According to John Krakauer, professor of neurology at Johns Hopkins University and chief medical advisor to MindMaze, the game "allows us to take full advantage of a unique but short window of opportunity to repair the nervous system after a stroke."

"It is a Pixar-level experience which recreates the enriched environments that neuroscience has shown to be beneficial in animal models," he said.

MindMaze notes that MindPod has been approved in the US and Europe as a way to help restore neurological function in stroke, and is also in testing for other indications including Parkinson's disease, traumatic brain injury, dementia and even healthy ageing.

In the UK, around 100,000 people have a stroke every year – that is one stroke every five minutes – yet only 10% of them fully recover, and some form of neuro-restorative therapy is needed in 80% of cases.

"Initial feedback from our patients is incredibly exciting: following a devastating neurological event, patients enjoy MindPod, they become fully engaged and motivated to continue the therapy as they lose themselves in the experience," commented RBH's medical director Ali Jamous.

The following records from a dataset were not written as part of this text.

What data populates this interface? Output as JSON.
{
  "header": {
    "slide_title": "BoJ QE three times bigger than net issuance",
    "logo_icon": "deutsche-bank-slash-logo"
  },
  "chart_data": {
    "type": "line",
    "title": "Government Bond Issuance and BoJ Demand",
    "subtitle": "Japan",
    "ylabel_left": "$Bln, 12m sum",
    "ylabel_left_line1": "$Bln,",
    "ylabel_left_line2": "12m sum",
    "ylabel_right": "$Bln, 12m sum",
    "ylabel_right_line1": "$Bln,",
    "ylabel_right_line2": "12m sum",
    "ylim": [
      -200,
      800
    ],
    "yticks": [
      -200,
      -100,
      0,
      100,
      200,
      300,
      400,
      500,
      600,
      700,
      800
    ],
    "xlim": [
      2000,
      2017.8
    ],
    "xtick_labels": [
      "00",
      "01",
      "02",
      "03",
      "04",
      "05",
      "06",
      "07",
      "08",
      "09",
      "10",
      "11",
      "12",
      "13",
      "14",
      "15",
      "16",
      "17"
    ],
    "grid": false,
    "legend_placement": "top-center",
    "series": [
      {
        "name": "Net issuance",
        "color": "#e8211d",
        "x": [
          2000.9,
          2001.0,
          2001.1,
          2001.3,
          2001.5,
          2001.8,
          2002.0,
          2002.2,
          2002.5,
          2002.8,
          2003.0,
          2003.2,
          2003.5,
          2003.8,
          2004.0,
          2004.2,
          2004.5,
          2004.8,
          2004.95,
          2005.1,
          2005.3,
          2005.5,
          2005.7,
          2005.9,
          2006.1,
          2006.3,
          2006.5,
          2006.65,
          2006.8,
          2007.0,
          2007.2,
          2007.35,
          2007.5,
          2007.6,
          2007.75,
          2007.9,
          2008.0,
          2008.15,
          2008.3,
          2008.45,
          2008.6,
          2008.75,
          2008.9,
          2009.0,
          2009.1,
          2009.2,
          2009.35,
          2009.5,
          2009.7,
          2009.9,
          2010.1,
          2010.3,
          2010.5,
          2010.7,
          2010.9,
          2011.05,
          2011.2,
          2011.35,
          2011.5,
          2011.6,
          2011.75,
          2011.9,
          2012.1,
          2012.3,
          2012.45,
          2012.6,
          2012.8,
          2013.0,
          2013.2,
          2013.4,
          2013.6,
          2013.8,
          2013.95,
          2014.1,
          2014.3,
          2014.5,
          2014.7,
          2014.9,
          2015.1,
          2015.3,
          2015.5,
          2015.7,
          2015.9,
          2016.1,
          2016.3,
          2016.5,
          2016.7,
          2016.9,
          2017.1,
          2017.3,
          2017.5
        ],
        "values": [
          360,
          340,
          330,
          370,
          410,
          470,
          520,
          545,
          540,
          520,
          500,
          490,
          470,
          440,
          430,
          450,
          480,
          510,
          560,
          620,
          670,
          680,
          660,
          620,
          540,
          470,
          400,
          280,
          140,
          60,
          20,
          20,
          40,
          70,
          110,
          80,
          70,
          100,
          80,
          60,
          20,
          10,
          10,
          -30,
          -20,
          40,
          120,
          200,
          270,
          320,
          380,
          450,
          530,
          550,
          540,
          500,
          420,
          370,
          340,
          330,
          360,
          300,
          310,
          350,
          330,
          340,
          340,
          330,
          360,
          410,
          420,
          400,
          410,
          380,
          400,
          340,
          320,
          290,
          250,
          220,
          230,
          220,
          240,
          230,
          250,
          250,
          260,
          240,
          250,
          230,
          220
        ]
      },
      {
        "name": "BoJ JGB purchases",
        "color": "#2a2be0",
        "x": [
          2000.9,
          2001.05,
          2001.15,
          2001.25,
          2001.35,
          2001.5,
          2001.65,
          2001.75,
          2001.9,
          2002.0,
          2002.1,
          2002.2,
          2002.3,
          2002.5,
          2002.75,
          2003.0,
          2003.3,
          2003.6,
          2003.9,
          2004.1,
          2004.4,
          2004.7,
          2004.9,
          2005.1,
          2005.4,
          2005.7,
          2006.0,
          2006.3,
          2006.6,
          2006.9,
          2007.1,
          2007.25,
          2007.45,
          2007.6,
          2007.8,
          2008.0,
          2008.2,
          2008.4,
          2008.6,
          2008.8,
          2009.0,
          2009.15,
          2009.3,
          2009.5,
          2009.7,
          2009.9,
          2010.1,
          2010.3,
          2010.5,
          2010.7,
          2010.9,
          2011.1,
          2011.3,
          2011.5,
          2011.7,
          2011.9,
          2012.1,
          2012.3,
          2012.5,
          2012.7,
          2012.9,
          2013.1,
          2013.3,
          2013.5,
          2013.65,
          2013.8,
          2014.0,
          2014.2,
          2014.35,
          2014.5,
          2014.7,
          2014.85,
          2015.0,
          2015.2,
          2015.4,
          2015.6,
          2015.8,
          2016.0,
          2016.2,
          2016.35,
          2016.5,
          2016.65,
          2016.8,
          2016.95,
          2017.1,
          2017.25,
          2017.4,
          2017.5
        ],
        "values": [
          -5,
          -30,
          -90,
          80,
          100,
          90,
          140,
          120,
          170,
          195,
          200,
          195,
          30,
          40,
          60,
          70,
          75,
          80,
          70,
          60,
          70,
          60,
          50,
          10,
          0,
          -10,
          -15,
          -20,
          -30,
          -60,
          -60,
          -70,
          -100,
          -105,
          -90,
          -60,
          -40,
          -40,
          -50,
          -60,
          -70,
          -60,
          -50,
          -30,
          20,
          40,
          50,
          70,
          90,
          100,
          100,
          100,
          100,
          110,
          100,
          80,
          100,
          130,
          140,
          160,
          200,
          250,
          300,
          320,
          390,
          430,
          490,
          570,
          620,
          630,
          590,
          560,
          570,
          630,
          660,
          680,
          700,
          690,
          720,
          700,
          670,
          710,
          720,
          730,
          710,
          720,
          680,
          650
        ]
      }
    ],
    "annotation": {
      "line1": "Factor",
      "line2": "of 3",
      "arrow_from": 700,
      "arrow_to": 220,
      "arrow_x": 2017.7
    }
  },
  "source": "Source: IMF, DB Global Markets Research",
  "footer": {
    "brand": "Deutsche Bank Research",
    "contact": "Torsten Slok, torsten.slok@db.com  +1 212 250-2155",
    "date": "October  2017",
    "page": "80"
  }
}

"MindPod gives them confidence to temporarily forget what they have lost, and instead explore what movements they can make," he added.

Using the game they can work on their motor function day by day "as a high dose intervention that simply isn't feasible with comparably intensive levels of conventional rehabilitation," said Jamous.

The deployment was announced shortly after MindMaze raised $125 million in financing from AlbaCore Capital Group that will be used to fund trials of its digital therapeutics and expand its commercial operations.